The FW-190s had it even worse than the 109s when they tried to penetrate the protective screen of P-51s in order to get at the bombers. While the 109s at least had engines that were suited for high altitude dogfighting, the FW-190s did not have even that, and their radial engines were no match for the Mustangs’ Rolls Royce engines at high altitudes. Between that, and the dilemma of needing heavy armaments in order to shoot down heavy bombers, even as those heavy armaments reduced their ability to take on enemy fighters not similarly encumbered, the FW-190s found themselves at a severe disadvantage against the P-51s.
After months of heavy losses to the Mustangs, and unsustainable attrition that bled the German fighter arm white, the Luftwaffe effectively ceded the skies over Germany to the P-51 escorted bombers, shadowing the formations but mostly shying away from contact, pouncing instead on stragglers suffering mechanical malfunctions or damaged by flak.
The P-51s begrudged the Germans even that, and would not allow the once-proud Luftwaffe to skulk and scavenge in peace. If the German fighters would not come up to fight them, then they would go down to find and fight the German fighters.
Appointed to command of the Eighth Air Force, Jimmy Doolittle, of Tokyo raid fame, was not content with simply protecting the bombers.

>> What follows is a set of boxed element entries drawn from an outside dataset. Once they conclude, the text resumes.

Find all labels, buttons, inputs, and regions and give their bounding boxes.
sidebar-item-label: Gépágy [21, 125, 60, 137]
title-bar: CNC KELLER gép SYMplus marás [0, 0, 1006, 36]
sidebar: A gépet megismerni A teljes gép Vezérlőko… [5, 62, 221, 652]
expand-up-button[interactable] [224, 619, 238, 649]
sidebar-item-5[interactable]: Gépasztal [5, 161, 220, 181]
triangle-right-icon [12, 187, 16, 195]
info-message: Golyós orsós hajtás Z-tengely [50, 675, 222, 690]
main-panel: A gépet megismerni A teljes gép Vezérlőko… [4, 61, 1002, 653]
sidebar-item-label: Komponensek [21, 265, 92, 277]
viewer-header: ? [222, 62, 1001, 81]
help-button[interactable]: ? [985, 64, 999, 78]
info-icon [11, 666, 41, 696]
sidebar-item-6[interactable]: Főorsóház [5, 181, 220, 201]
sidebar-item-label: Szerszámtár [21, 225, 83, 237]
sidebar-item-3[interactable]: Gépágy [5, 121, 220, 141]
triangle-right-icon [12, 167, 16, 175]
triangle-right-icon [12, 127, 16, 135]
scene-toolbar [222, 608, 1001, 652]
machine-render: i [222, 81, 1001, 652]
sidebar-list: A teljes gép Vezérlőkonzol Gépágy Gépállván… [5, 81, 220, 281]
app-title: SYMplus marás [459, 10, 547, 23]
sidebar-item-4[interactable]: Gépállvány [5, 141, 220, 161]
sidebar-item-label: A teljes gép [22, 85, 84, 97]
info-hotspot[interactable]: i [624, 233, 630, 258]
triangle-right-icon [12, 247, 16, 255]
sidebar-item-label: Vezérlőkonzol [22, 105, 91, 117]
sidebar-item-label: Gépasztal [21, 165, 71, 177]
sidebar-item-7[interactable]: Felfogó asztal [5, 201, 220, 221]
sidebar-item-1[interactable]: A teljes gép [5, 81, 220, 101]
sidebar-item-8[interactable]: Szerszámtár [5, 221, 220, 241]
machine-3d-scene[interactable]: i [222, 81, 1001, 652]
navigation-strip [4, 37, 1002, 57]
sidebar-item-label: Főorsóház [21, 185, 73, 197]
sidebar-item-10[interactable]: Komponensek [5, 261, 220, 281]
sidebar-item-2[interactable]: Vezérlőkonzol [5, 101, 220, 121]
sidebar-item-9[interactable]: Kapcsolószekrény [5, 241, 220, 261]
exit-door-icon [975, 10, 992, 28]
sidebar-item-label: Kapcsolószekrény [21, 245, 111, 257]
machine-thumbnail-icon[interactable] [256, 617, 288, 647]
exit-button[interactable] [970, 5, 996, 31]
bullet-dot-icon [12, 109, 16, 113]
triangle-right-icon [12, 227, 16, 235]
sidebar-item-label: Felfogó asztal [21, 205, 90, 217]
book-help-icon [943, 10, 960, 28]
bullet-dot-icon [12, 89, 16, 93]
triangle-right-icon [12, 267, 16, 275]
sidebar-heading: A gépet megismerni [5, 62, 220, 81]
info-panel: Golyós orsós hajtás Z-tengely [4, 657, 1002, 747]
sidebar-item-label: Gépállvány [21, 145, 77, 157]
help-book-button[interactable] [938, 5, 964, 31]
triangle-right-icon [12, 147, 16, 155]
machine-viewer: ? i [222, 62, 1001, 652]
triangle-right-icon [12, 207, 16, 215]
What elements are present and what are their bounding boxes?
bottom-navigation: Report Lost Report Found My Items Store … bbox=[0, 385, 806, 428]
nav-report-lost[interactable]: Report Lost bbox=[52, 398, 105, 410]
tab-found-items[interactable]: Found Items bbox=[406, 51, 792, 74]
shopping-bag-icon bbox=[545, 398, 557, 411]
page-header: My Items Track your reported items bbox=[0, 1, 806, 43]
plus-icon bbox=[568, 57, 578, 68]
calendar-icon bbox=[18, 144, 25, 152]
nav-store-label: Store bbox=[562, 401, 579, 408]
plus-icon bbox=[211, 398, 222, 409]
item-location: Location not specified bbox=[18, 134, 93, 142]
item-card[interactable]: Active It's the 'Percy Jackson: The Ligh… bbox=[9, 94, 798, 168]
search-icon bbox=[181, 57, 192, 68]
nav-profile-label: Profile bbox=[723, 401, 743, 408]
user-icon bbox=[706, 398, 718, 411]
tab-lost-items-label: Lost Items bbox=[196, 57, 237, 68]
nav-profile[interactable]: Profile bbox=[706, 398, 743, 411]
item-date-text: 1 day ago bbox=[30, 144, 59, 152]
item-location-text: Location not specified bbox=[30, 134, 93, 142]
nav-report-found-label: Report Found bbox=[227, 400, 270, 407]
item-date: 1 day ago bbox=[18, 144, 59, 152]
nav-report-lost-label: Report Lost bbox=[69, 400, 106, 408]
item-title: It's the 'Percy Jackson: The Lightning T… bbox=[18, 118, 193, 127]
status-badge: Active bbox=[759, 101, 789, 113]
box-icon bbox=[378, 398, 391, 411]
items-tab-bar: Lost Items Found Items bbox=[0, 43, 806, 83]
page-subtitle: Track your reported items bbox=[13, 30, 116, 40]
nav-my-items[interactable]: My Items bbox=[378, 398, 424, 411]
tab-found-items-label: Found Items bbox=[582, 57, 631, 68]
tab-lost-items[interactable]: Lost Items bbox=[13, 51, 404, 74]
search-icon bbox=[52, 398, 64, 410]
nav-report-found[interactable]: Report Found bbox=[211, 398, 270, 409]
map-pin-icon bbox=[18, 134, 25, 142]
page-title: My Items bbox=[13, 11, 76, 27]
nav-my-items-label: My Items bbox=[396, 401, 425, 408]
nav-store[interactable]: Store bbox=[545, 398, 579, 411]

Instead, he sought to achieve aerial supremacy over German skies. To do that, he changed the orders that had required escorting fighters to stick with the bombers at all times, and freed them to sweep far ahead of the formations to engage any Germans they could find.
Additionally, once the bombers had hit their targets and began their return trip, the P-51s were free to leave the formations and “hit the deck” on their way back home, descending from their high altitudes and engaging any planes they came across, strafing German airfields, attacking trains or road traffic, engaging any targets of opportunity they spotted, and otherwise provoking and daring the Luftwaffe to come out and do something about it. In the runup to the D-Day landings, some P-51 groups were released from bomber escort duties altogether and unleashed on German airfields instead. Such aggressive tactics finally crippled the Luftwaffe.
The P-51s proved such a success, and were such a marked improvement over the P-38s and P-47s, that by the end of 1944, 14 out of the Eighth Air Force’s 15 fighter groups had switched from Lightning and Thunderbolts to Mustangs. Perhaps the greatest compliment to the Mustangs came from the Luftwaffe’s chief, Hermann Goering, who reportedly said “I knew the jig was up” when he saw P-51s over Berlin.
Even the arrival of futuristic German airplanes late in the war failed to wrest aerial supremacy from the P-51s. The most formidable of those planes, the Messerschmitt Me 262, was kept in check by a shortage of both fuel and experienced pilots, as well as by the expedients of attacking their airfields and strafing them on the ground, or keeping fighter air patrols near their airfields, and catching them at their most vulnerable when they were taking off or landing.